Starring: Jason Statham, Amy Smart, Dwight Yoakum
Directed by: Mark Neveldine (“Crank”) and Brian Taylor (“Brian”)
Written by: Mark Neveldine (“Crank”) and Brian Taylor (“Brian”)

In the final scene of the high-impact sequel “Crank: High Voltage,” action star Jason Statham – all bloodied and bruised and flaking away from the fire that has engulfed his broken-down body – looks straight into the camera and shoots his middle finger up in the air to reinforce his badass-ness.

It’s almost like an “f-you” to the audience, actually. “F-you” for sitting through the cinematic equivalent to someone with a neuropsychiatric disorder dropping acid, and “f-you” to anyone walking out of this thing not thinking it’s his best work to date.

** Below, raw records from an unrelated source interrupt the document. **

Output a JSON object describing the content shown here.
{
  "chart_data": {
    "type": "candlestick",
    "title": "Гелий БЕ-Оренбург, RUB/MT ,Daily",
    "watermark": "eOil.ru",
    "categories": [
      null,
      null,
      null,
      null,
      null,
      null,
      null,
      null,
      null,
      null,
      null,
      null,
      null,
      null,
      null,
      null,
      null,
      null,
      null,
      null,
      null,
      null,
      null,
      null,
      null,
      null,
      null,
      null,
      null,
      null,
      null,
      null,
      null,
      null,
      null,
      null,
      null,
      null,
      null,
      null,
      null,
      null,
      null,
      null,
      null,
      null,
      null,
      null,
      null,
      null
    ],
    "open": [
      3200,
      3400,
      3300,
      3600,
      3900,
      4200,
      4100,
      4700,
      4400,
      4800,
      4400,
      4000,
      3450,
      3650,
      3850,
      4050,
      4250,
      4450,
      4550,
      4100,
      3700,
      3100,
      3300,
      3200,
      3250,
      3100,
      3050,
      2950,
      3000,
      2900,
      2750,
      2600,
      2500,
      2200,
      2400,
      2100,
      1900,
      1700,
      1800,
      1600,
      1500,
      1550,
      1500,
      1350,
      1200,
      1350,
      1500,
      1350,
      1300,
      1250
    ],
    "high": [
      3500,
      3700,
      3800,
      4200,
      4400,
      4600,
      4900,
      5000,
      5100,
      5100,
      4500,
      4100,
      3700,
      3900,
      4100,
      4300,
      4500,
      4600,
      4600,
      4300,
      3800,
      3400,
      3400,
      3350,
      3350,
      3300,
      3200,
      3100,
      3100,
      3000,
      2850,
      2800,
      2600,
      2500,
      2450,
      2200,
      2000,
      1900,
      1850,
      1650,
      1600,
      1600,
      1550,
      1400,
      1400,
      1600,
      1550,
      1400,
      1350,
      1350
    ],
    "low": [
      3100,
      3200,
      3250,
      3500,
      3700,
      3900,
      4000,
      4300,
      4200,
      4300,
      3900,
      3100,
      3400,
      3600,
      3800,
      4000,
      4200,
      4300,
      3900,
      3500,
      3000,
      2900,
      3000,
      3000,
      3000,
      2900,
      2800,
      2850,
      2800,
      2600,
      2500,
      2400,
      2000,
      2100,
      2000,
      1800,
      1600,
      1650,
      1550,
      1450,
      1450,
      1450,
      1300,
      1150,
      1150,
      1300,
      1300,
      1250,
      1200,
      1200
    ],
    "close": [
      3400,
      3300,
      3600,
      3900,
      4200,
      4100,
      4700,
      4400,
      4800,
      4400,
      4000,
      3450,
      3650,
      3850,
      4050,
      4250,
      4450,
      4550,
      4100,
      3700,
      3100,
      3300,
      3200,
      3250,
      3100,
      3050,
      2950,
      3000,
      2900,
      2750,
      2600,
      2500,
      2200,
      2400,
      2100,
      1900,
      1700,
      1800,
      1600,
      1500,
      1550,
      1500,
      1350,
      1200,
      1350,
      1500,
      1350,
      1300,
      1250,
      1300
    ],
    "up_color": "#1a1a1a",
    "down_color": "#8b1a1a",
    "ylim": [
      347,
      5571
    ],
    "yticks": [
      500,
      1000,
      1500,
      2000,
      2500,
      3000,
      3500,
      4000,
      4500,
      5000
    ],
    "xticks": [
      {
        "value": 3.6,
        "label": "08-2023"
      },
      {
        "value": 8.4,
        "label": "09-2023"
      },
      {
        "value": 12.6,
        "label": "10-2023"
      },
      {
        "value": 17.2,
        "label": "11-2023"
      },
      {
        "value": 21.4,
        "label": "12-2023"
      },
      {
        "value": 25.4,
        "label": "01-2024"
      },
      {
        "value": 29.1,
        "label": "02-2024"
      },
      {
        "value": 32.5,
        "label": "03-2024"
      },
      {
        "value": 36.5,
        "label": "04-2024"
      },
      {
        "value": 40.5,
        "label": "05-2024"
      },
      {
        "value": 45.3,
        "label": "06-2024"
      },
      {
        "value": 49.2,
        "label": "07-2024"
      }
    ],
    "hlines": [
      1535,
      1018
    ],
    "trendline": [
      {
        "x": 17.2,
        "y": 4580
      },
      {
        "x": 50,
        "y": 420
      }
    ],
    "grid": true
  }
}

Reprising his role as Chev Chelios, Statham, who has made a career out of dingy action flicks with the exception of the more intelligent “Bank Job” last year, starts where he left off from the original 2006 movie. If you don’t recall, at the end of the first one, Chev falls to his presumable death from a helicopter. Before the credits start rolling, however, you hear a faint heartbeat letting you know that a second “Crank” was probably on the horizon all along. Chev, of course, is not dead. He is whisked away into a van by surviving members of the Chinese mob and undergoes underground open heart surgery.

His own heart, which is to be implanted into an old Chinese mobster, is replaced with an artificial one fit with a battery pack to keep him alive. When Chev escapes his medical lair, a makeshift hospital where doctors are to harvest the rest of his organs, he sets off to find his real heart before he flatlines.

If you’re anticipating brainlessness for a quick 96 minutes of empty fun, you’ll be satisfied with the way the first 20 minutes play out as Chev goes ballistic on everyone he sees. This includes a scene where he sticks a shotgun barrel up the butt of a cholo. He also has time to reconnects with his girl Eve (Amy Smart) at a local strip club, meets Venus (Efren Ramirez), the twin brother of now-deceased Kaylo (also played by Ramirez) from the original, and keeps his buddy Doc (Dwight Yoakum) updated on his heart condition via cell phone.

“If you can get a hold of your heart,” Doc tells him, “I’m reasonably sure I can put it back in for you.” Is there any better reason to continue with this charade?

There’s no room for reality in “Crank: High Voltage,” and that’s what keeps it pumping for the first few scenes. However, the film turns into a check list of ways Chev can keep his heart pumping  (i.e. sex on a horseracing track, jumper cables on his nipples) before the bad guys enter in for another beat down. If you’re down with Statham’s previous line of work, you’ll more than likely be pleased with “High Voltage.” Everyone else probably would get more of a jolt sticking any appendage in a wall socket.